Sementara Jokowi sendiri telah sirna kekokohannya, linglung dan lemah bak tak bertulang, mirip cacing tanah, bahkan dirinya sendiri bakal tidak kuat untuk menopang kekuatan melawan para lawan penentangnya, yang ada hanya seorang “Gibran fufu fafa”, yang tidak jelas eksistensi batasan kekuasaannya dan tiada (memiliki) basis power politik maupun kelompok pendukungnya sebagai modal pertahanan dirinya.
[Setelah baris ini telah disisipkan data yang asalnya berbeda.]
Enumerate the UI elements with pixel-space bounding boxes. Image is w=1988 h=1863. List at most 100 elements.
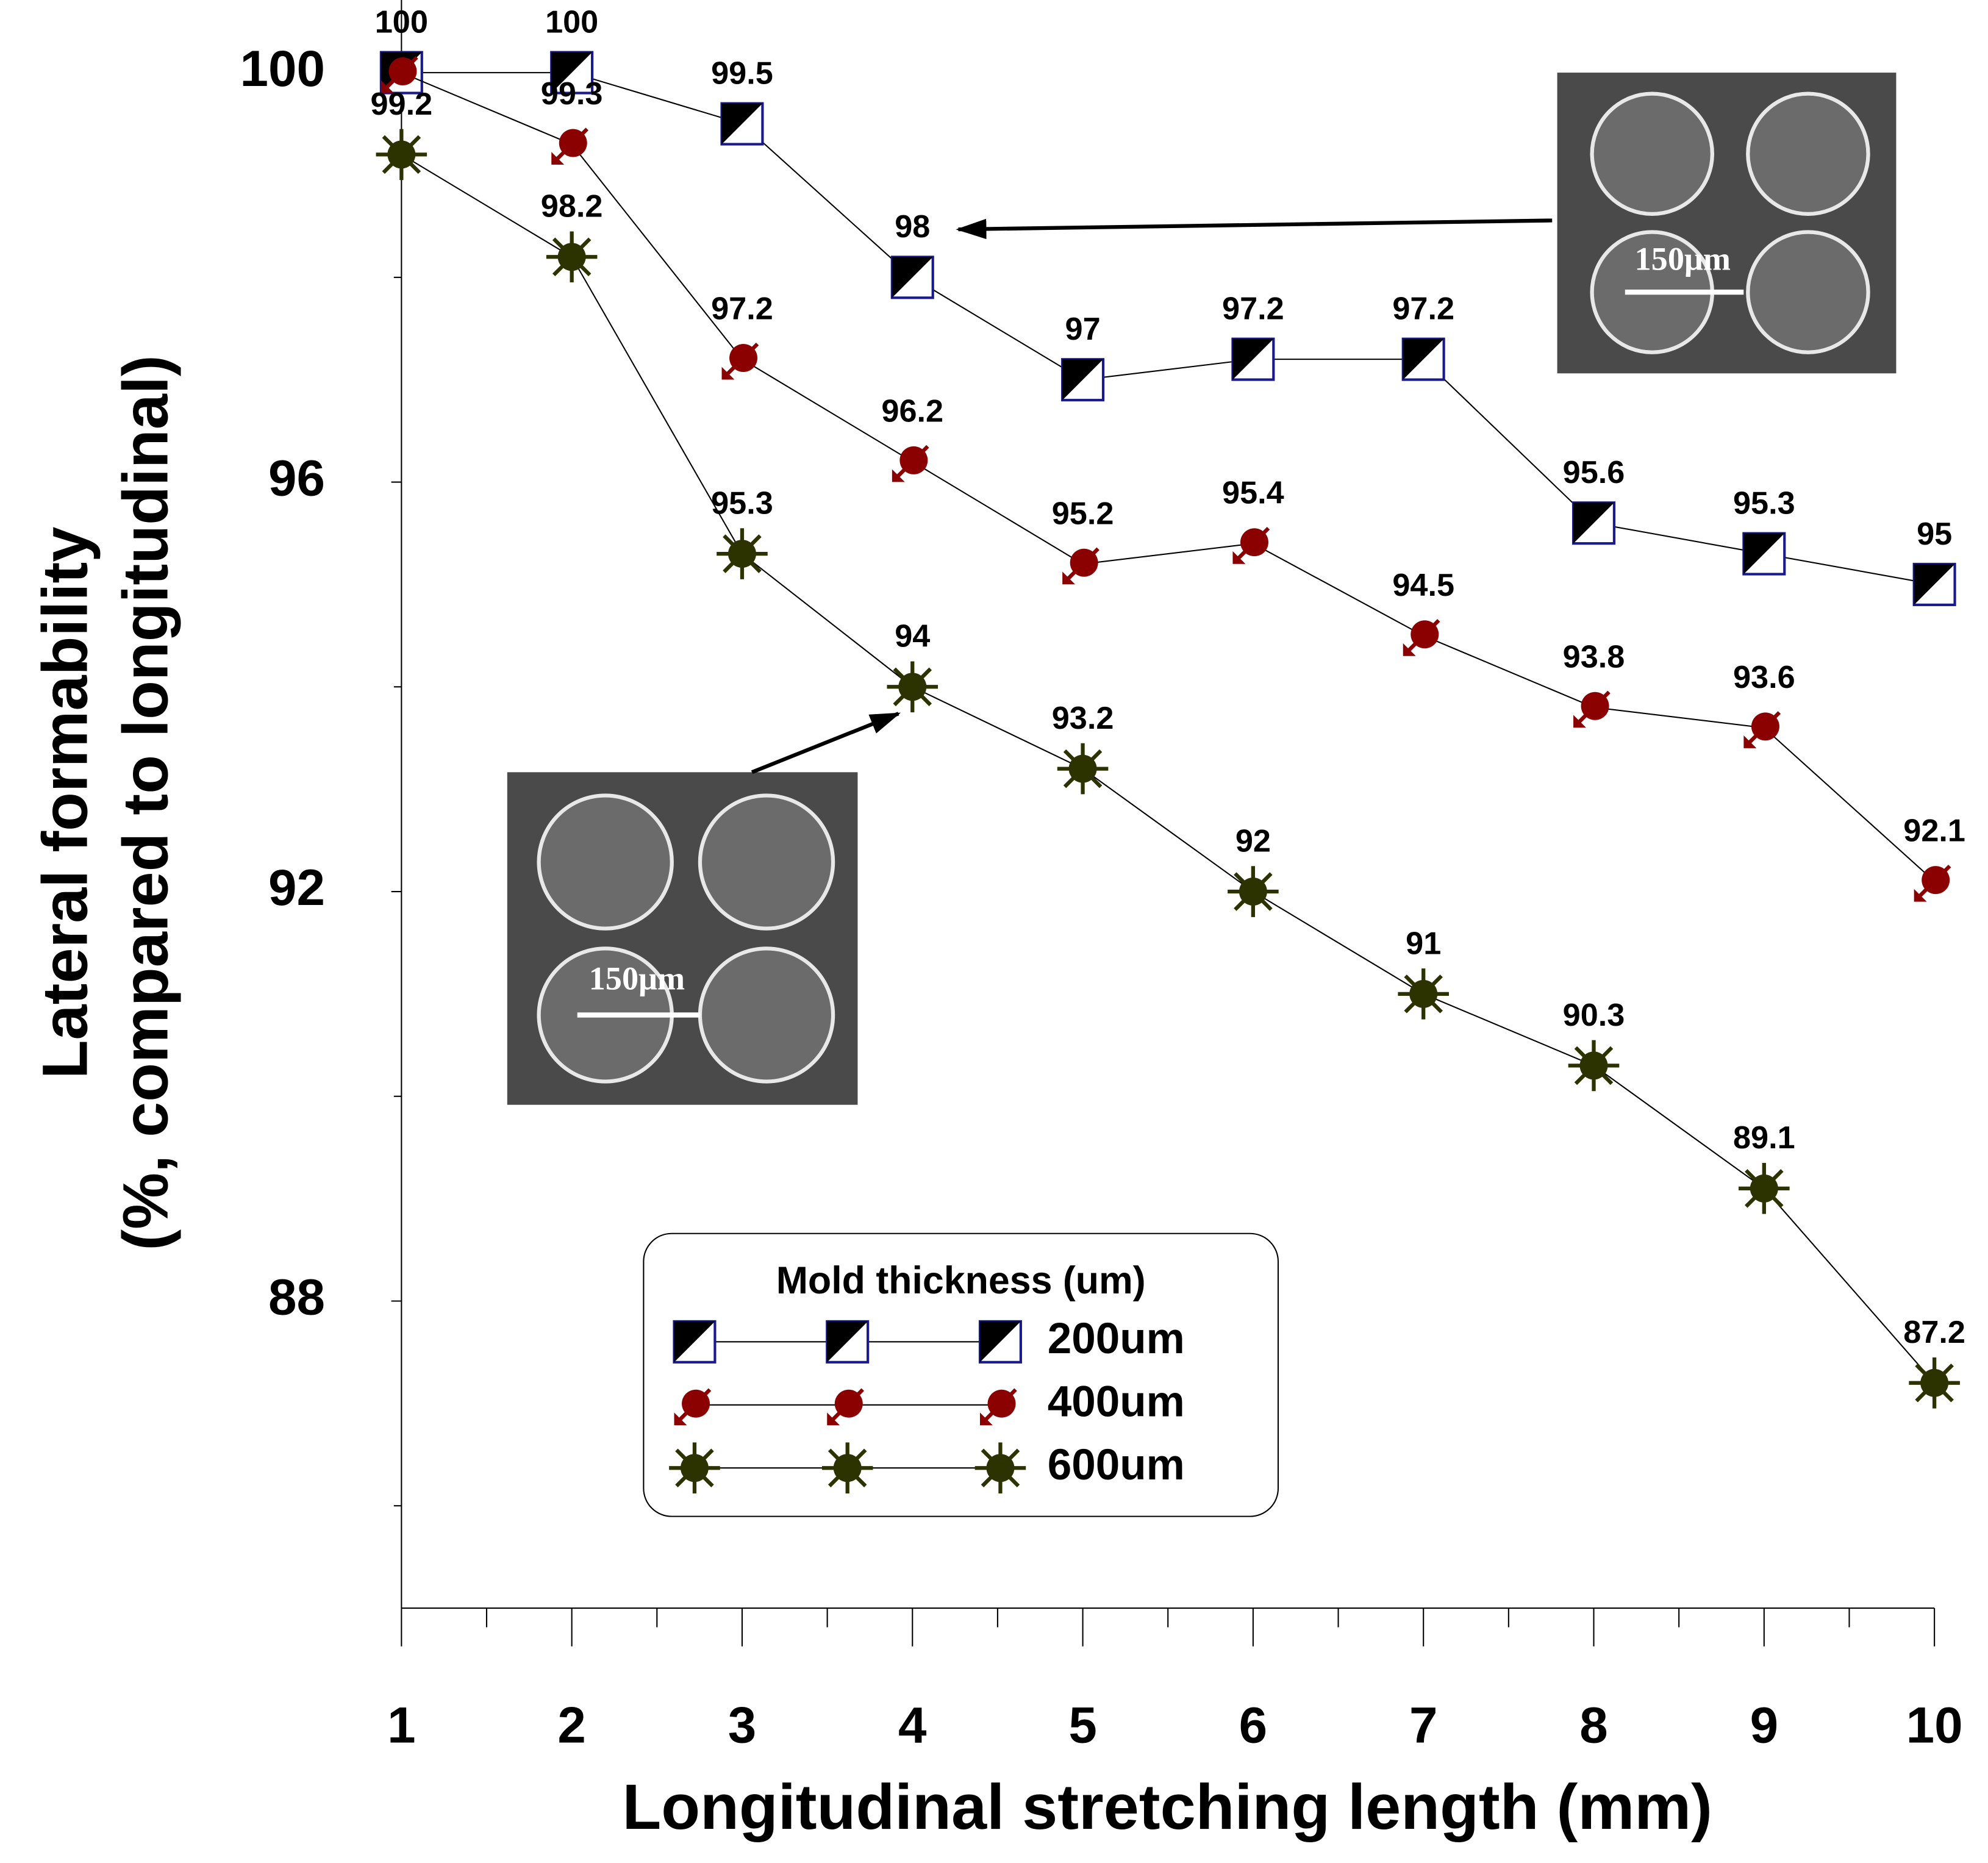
- marker-fill: [1743, 533, 1785, 574]
- value-label: 92: [1235, 823, 1271, 859]
- x-tick-label: 7: [1409, 1697, 1437, 1754]
- marker: [1228, 866, 1279, 917]
- scale-label: 150μm: [589, 960, 685, 996]
- marker: [1568, 1040, 1620, 1092]
- annotation-arrow: [956, 218, 1553, 240]
- marker-dot: [1581, 692, 1609, 720]
- marker: [381, 55, 418, 93]
- series-line: [401, 154, 1935, 1384]
- microlens: [698, 793, 835, 931]
- value-label: 96.2: [881, 393, 943, 429]
- marker-arrow-head: [551, 152, 565, 165]
- marker-fill: [1403, 338, 1444, 380]
- value-label: 94: [895, 619, 930, 654]
- marker-dot: [1750, 1174, 1778, 1203]
- value-label: 89.1: [1733, 1120, 1795, 1156]
- marker: [1573, 690, 1611, 728]
- marker-dot: [680, 1454, 709, 1482]
- microlens: [1746, 230, 1870, 354]
- marker: [717, 528, 768, 579]
- value-label: 100: [545, 4, 598, 40]
- marker: [1743, 711, 1781, 748]
- value-label: 100: [375, 4, 428, 40]
- marker: [1061, 358, 1105, 402]
- marker-fill: [721, 103, 763, 145]
- marker: [1062, 547, 1099, 585]
- x-tick-label: 5: [1068, 1697, 1096, 1754]
- series-line: [401, 72, 1935, 585]
- marker: [1401, 337, 1445, 381]
- x-tick-label: 1: [387, 1697, 415, 1754]
- microlens: [1746, 91, 1870, 216]
- marker-dot: [1922, 866, 1950, 895]
- marker-dot: [559, 129, 587, 157]
- value-label: 95.3: [711, 485, 773, 521]
- marker-dot: [833, 1454, 862, 1482]
- y-axis-title: Lateral formability: [30, 527, 101, 1079]
- scale-label: 150μm: [1635, 240, 1731, 277]
- value-label: 95.4: [1222, 476, 1284, 511]
- value-label: 99.2: [370, 87, 432, 122]
- marker-dot: [1920, 1368, 1949, 1397]
- marker-arrow-head: [1062, 571, 1076, 585]
- y-axis-title: (%, compared to longitudinal): [110, 355, 181, 1250]
- marker-arrow-head: [1573, 715, 1586, 728]
- marker: [1231, 337, 1275, 381]
- marker-dot: [834, 1389, 863, 1418]
- y-tick-label: 100: [240, 40, 325, 97]
- marker: [673, 1320, 717, 1364]
- value-label: 91: [1406, 926, 1441, 961]
- marker: [1742, 532, 1786, 576]
- marker: [1912, 562, 1956, 606]
- microlens: [1590, 91, 1715, 216]
- marker: [890, 256, 934, 299]
- marker-arrow-head: [892, 469, 905, 482]
- legend-box: [643, 1232, 1279, 1517]
- value-label: 98: [895, 209, 930, 245]
- value-label: 93.6: [1733, 660, 1795, 695]
- value-label: 93.8: [1563, 639, 1625, 674]
- x-tick-label: 2: [557, 1697, 585, 1754]
- marker-dot: [1751, 712, 1779, 741]
- marker: [546, 231, 598, 283]
- marker-dot: [1409, 979, 1438, 1008]
- marker: [551, 127, 588, 165]
- x-tick-label: 9: [1750, 1697, 1778, 1754]
- marker-fill: [1232, 338, 1274, 380]
- marker: [1057, 743, 1109, 795]
- marker-fill: [827, 1321, 868, 1362]
- value-label: 97.2: [711, 291, 773, 327]
- marker: [1914, 864, 1951, 902]
- marker-dot: [1411, 620, 1439, 649]
- marker: [821, 1442, 873, 1494]
- x-tick-label: 10: [1906, 1697, 1963, 1754]
- marker-fill: [1914, 563, 1955, 605]
- marker-dot: [1239, 878, 1267, 906]
- marker: [978, 1320, 1022, 1364]
- y-tick-label: 96: [268, 449, 325, 507]
- sem-image: 150μm: [1557, 73, 1897, 374]
- legend-label: 600um: [1048, 1441, 1185, 1489]
- marker: [550, 51, 594, 95]
- value-label: 90.3: [1563, 998, 1625, 1033]
- marker-dot: [1070, 548, 1098, 577]
- marker: [1403, 619, 1440, 656]
- marker: [826, 1320, 870, 1364]
- value-label: 99.5: [711, 55, 773, 91]
- value-label: 95.2: [1052, 496, 1114, 531]
- annotation-arrow: [751, 712, 901, 774]
- value-label: 98.2: [541, 189, 603, 224]
- series-line: [401, 72, 1935, 882]
- marker: [1232, 526, 1270, 564]
- marker-dot: [387, 140, 416, 169]
- marker-dot: [1068, 754, 1097, 783]
- marker: [892, 445, 929, 482]
- y-tick-label: 92: [268, 859, 325, 916]
- marker-dot: [728, 540, 756, 568]
- marker-fill: [674, 1321, 715, 1362]
- value-label: 97: [1065, 312, 1101, 347]
- y-tick-label: 88: [268, 1268, 325, 1326]
- legend-title: Mold thickness (um): [776, 1259, 1146, 1302]
- marker-dot: [899, 446, 928, 474]
- value-label: 87.2: [1903, 1315, 1965, 1350]
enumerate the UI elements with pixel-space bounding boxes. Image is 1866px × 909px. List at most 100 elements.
Tentunya publik tidak keliru menilai, bahwa tingkat tendensi publik tehadap Jokowi amat serius, dan bentuk moral pressure yang akan datang bakal akumulatif, bagai gelombang api dari para senioren partai yang Jokowi, Gibran dan Bobby Nasution khianati, plus partai Gerindra dan kelompok dan para tokoh individual yang memiliki basis massa yang merasakan pernah teraniaya dan tersakiti, karena menjadi korban kebijakan politik dan penegakan hukum Jokowi yang sering menggunakan pola suka-suka, nepotisme, pembiaran, dan obstruksi serta disobidience atau pembangkangan terhadap sistim konsitusi.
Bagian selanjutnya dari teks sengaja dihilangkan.